Monday, January 18, 2010

T'was the Night Before Winter Semester

and holed in upstairs
was one lazy professorina
with one thousand dresses
and nothing to wear....

Anyway, I never claimed to be a formalist and this post is not about me but about one of my favorite and most-admired writers: Laura Kasischke. Seven novels, seven books of poetry, most of which I own, some of which I had to hunt down. For the first obvious reason, I am in admiration: poetry and prose and major respect for both. The second reason requires the reading that a true fan does to see that all that respect is earned. I have read most of the novels and all of the poetry I can find. She has restraint in her poetry with a careful eye toward the lyric. In her prose, she is able to weave in just enough poetic-chops to give the novels, plot-strong as they are, that thing that potboilers or mainstream supermarket paperbacks too often lack: art, an artfulness. And yet, like the best classics, she gives the sense that story is always being considered, and that the storyline should pull a reader in and keep tugging. Because I am reading, at any given point, so many books, it is not good to begin another. I try to limit the novels I am picking at to two, maybe some short stories for the quickie, and poems because they're like air to me. A constant.
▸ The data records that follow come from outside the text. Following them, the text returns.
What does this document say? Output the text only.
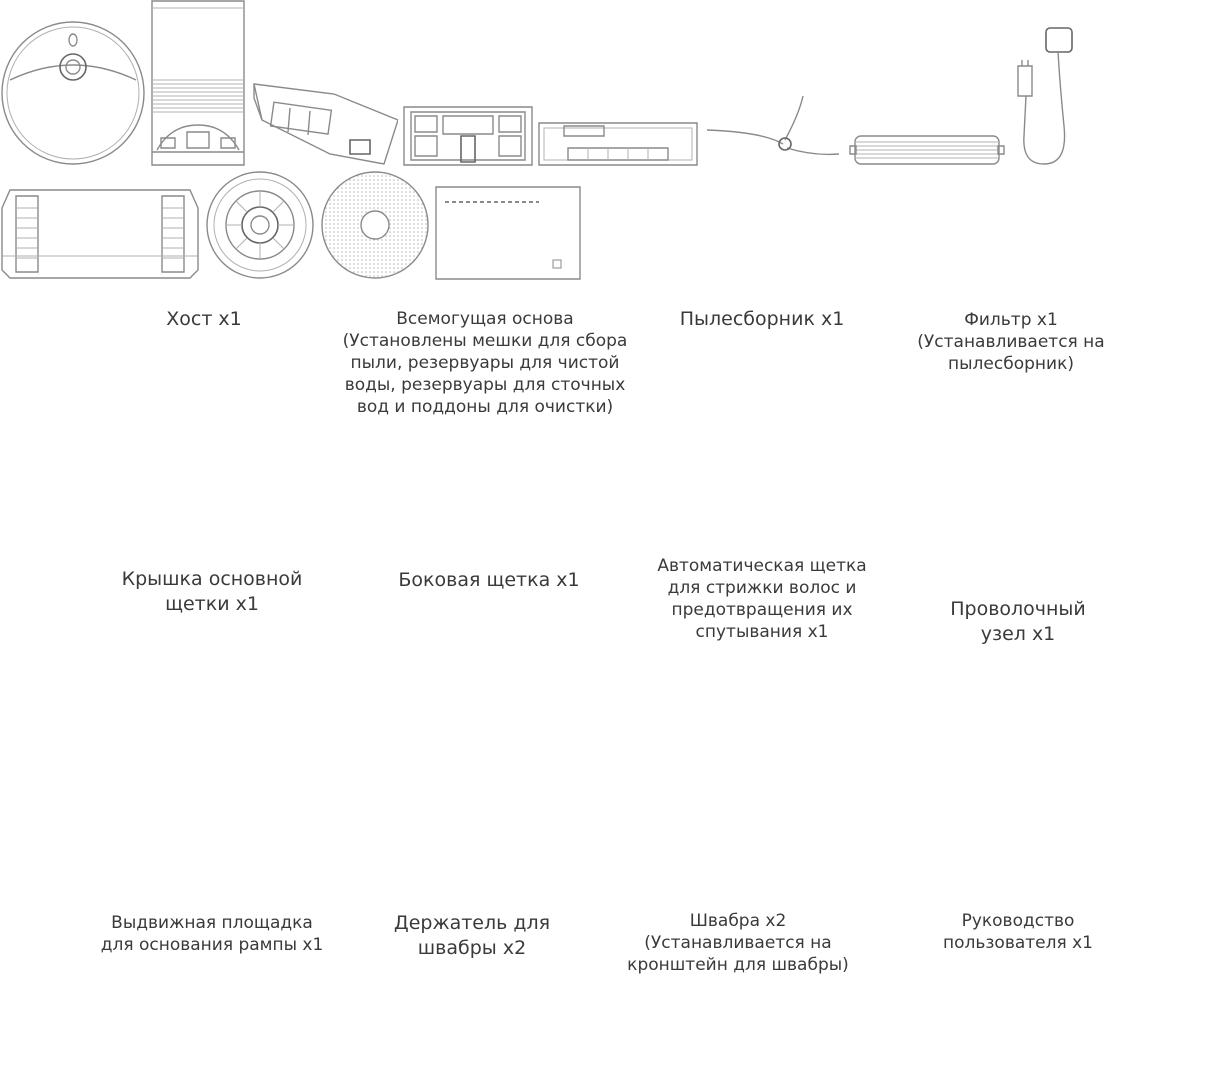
Хост x1
	Всемогущая основа
(Установлены мешки для сбора
пыли, резервуары для чистой
воды, резервуары для сточных
вод и поддоны для очистки)

Пылесборник x1
	Фильтр x1
(Устанавливается на
пылесборник)

Крышка основной
щетки x1

Боковая щетка x1

Автоматическая щетка
для стрижки волос и
предотвращения их
спутывания x1

Проволочный
узел x1

Выдвижная площадка
для основания рампы x1

Держатель для
швабры x2

Швабра x2
(Устанавливается на
кронштейн для швабры)
Руководство
пользователя x1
A new novel in the house must sit nicely, must wait its turn, but Kasischke's books don't do that. They nag and insist, the linger and seduce.
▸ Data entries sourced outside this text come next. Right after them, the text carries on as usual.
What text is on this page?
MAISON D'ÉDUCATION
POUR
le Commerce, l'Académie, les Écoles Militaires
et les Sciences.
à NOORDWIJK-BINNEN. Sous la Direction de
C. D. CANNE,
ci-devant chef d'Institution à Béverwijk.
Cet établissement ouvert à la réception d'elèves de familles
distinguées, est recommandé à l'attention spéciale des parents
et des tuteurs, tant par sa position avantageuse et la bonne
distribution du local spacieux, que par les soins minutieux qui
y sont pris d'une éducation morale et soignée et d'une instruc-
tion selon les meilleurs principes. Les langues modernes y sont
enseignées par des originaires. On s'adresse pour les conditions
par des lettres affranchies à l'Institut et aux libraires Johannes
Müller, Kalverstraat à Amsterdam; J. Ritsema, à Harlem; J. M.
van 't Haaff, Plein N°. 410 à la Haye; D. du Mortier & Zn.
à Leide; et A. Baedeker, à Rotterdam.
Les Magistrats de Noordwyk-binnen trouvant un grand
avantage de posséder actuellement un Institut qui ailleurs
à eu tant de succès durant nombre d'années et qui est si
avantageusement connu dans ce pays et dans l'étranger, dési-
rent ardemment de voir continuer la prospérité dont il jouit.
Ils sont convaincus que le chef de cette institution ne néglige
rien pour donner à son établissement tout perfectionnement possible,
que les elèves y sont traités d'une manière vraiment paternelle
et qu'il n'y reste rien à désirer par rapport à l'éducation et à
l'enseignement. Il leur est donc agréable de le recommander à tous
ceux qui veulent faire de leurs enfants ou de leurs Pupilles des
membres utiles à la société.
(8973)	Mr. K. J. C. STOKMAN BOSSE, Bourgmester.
To see how both narrative and the tiny detail that a poem licks its lips over come together so well in her work, check out this poem from Gardening in the Dark:

Younger Woman Shopping for a Blouse
She holds it up to see it better,
trying to imagine ...

Where did that last decade go?
I remember

driving fast past
the sloppy needlepoint
of lilacs in the breeze,
dancing in a pine-paneled bar.
I remember

sending a postcard to a man
I’d read about in the paper.
He’d survived an ordeal, but what

was it, and who are you? All

this honey all over my hands.
Where did it come from, and what
if a bear crosses my path now?
What if the bees find me?

She cannot imagine herself
in that, and puts it back.

I

2 comments:

Cynthia King said...

Hearts.

a-smk said...

Speaking of: happy. I hope you are, too, Chickiest. I can't wait for our Boston Review!!!!!!!!!!!!!!!!!